Wednesday, April 9, 2008

Gun thief spared prison because he's an athlete

What do you think would happen to you if you were 18 or 19 and got caught breaking into a house and stealing guns? Or even if you weren't 18 yet?

These days, if you're not a star athlete, you'd be pretty much finished. You'd do a few years in the state pen at least. But if you are a star athlete, laws go plumb out the window.

In Covington, Kentucky, a young man admitted that he and his cousin broke into a house and stole numerous rifles and shotguns. The home belonged to a former coach at Holmes High School, where the gun thief was a star football player. For this crime, the young man was facing 5 to 10 years in prison.

But it turned out that he had a full football scholarship at the University of Kentucky. So his high school intervened and asked the court to give him a hand slap. Naturally, the court let him off easy because he's an athlete. He got only 2 months in jail, plus some restitution, community service, and probation.

He would have been 18 or 19 when he stole the guns, so he was legally an adult. But he got a lighter punishment than a juvenile who is not an athlete would have received for the same crime. When his probation is over, most gun thieves would be only halfway through their prison term. Five to 10 years is stiffer than what I think is necessary, but is it fair to have this twin-tiered "justice" system that mollycoddles athletes and locks everyone else up to rot? Most 19-year-old men don't get a second chance after burglarizing a house to steal guns.

In fact, most people don't even get a second chance after anything. Some folks in Texas are facing up to 3 years just for buying over-the-counter allergy medicine, even though I haven't seen any proof they intended to use it for illicit purposes.

What's just as astonishing in the case of the gun thief is his school intervening on his behalf. Is this what my alma mater has stooped to? I guess this is just another aspect of the decline of what used to be one of the few decent schools I ever attended.

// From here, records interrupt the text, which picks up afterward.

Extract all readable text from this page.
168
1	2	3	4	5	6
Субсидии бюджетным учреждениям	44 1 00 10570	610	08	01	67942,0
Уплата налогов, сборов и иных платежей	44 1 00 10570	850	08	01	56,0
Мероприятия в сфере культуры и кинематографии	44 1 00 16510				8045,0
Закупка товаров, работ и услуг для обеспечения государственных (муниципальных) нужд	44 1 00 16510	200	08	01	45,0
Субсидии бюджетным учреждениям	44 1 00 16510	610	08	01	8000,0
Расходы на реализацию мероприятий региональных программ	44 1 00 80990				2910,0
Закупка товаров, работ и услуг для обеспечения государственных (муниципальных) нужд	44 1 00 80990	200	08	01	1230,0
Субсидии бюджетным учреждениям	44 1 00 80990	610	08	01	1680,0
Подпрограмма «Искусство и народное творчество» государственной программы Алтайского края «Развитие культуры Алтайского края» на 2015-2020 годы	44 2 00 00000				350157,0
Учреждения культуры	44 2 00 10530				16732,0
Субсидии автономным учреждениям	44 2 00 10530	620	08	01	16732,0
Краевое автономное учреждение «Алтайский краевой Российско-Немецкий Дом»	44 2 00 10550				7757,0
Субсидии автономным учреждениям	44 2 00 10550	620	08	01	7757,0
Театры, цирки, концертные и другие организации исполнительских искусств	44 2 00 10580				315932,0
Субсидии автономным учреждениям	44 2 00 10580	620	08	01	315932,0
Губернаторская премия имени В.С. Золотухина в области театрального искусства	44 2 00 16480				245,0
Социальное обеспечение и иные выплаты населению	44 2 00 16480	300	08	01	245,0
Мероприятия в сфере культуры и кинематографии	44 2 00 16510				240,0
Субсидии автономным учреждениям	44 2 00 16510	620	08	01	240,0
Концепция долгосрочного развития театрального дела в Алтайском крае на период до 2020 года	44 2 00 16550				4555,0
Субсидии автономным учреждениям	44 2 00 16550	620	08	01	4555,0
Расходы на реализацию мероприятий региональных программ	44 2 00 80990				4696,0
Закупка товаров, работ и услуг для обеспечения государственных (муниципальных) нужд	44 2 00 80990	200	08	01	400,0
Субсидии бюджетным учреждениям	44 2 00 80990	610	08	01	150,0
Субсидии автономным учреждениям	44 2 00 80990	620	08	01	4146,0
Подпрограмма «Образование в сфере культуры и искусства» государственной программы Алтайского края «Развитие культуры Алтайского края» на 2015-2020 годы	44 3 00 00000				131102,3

What message does this send? All it does is let athletes know they won't get punished too severely if they break the law. If someone commits a crime, they'll know their school has their back - as long as they were a star athlete.

Maybe the fact that he got a light sentence is partly society's fault for tolerating this double standard for years because school sports has attained such cult-like status.

(I also think athletic scholarships should be abolished, especially with tuition for everyone else skyrocketing, but that's another matter.)